01.26.11

Durbin Cosponsors Bill to End SUGAR Program and Save Consumers Billions

High sugar prices are responsible for 112,000 jobs lost in the U.S. sugar-using industries between 1997 and 2009

[WASHINGTON, D.C.] – U.S. Senator Dick Durbin (D-IL) today cosponsored a bipartisan bill that would phase out the U.S. sugar program which supports artificially high sugar prices, nearly twice the world market price and costs consumers $4 billion a year. The sugar program hurts American workers by driving good jobs overseas; it hurts American consumers by increasing the price of products made with sugar; and it hurts sugar producers by driving down long term demand for their product.

 

“Illinois has lost thousands of good-paying jobs in the candy industry as companies have closed plants or moved them offshore in order to compete with imported candy that is made with much cheaper, world-priced sugar,” said Durbin. "It’s estimated that for each sugar growing and harvesting job saved through high U.S. sugar prices, nearly three confectionery manufacturing jobs are lost. As Congress works on the next farm bill scheduled for 2012, I intend to push hard for sugar policy reforms that are good for farmers, consumers, processors, and taxpayers.”

 

The Chicago area has a significant candy manufacturing presence.

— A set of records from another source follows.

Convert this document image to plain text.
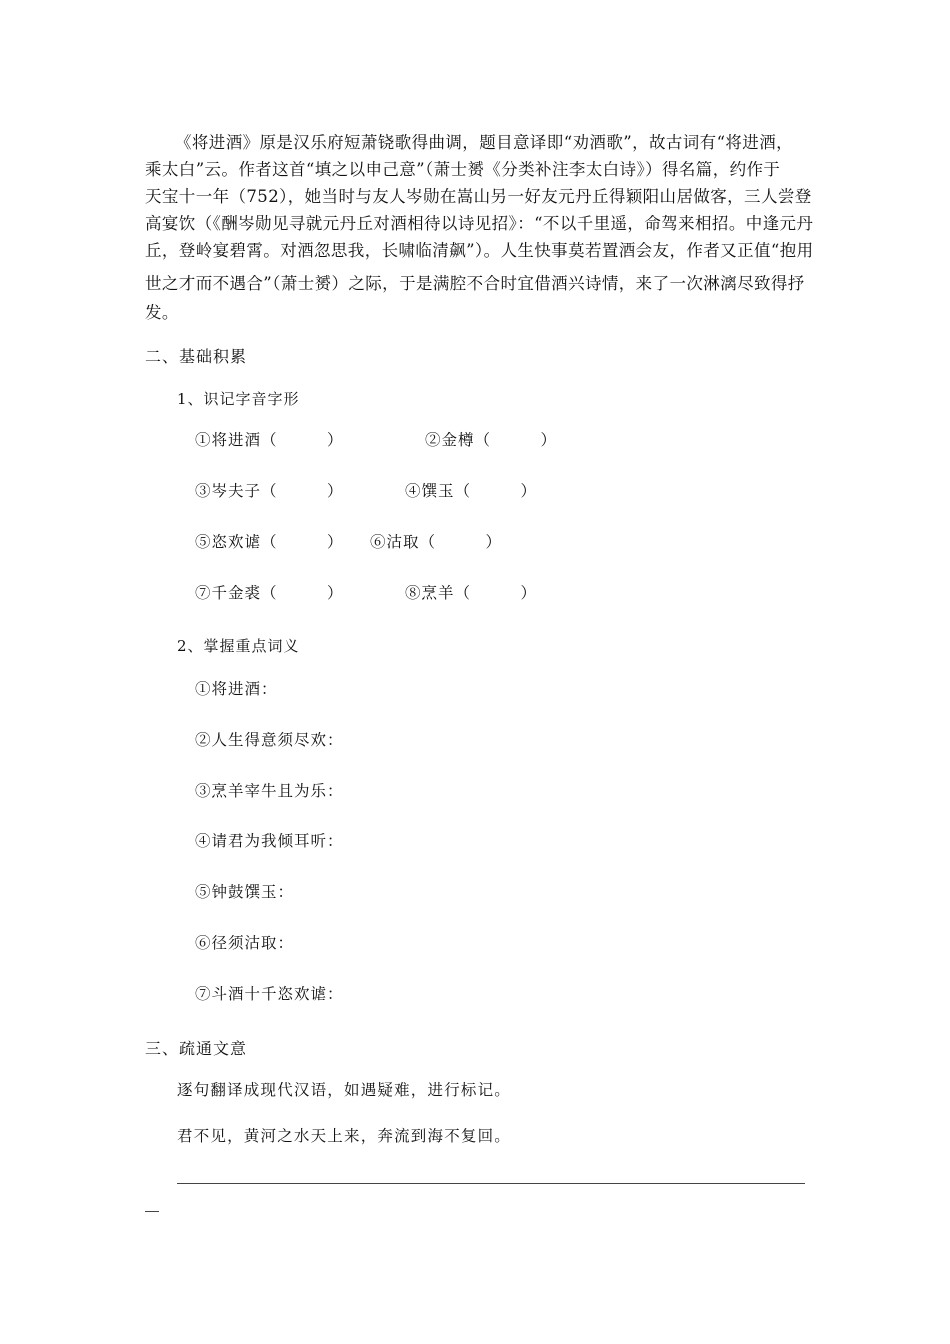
《将进酒》原是汉乐府短萧铙歌得曲调，题目意译即“劝酒歌”，故古词有“将进酒，
乘太白”云。作者这首“填之以申己意”（萧士赟《分类补注李太白诗》）得名篇，约作于
天宝十一年（752），她当时与友人岑勋在嵩山另一好友元丹丘得颖阳山居做客，三人尝登
高宴饮（《酬岑勋见寻就元丹丘对酒相待以诗见招》：“不以千里遥，命驾来相招。中逢元丹
丘，登岭宴碧霄。对酒忽思我，长啸临清飙”）。人生快事莫若置酒会友，作者又正值“抱用
世之才而不遇合”（萧士赟）之际，于是满腔不合时宜借酒兴诗情，来了一次淋漓尽致得抒
发。
二、基础积累
1、识记字音字形
①将进酒（　　　）	②金樽（　　　）
③岑夫子（　　　）	④馔玉（　　　）
⑤恣欢谑（　　　） ⑥沽取（　　　）
⑦千金裘（　　　）	⑧烹羊（　　　）
2、掌握重点词义
①将进酒：
②人生得意须尽欢：
③烹羊宰牛且为乐：
④请君为我倾耳听：
⑤钟鼓馔玉：
⑥径须沽取：
⑦斗酒十千恣欢谑：
三、疏通文意
逐句翻译成现代汉语，如遇疑难，进行标记。
君不见，黄河之水天上来，奔流到海不复回。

In 2007, there were 38,398 jobs in sugar-user manufacturing in Illinois. It is estimated that high sugar prices are responsible for 112,000 jobs lost in U.S. sugar-using industries between 1997 and 2009.

 

The Stop Unfair Giveaways and Restrictions (SUGAR) Act – written by Senator Jeanne Shaheen (D-NH) – is also cosponsored by Senator Mark Kirk (R-IL). The legislation would eliminate the main components of the country’s sugar support program:

  • Price support loans which have kept the cost of U.S. sugar artificially high, at nearly twice the world price causing significant problems for consumers and sugar-using industries;
  • Marketing allotments which limit domestic sugar sales and restrict buyers’ and sellers’ ability to trade sugar freely (no other U.S. crop is subject to allotments); and
  • USDA’s mandate to set the import quota – which severely restrict access to the U.S. market – at the minimum trade compliant levels, allowing for more imports of lower priced sugar while maintaining the most important safety net for sugar producers. Import quotas.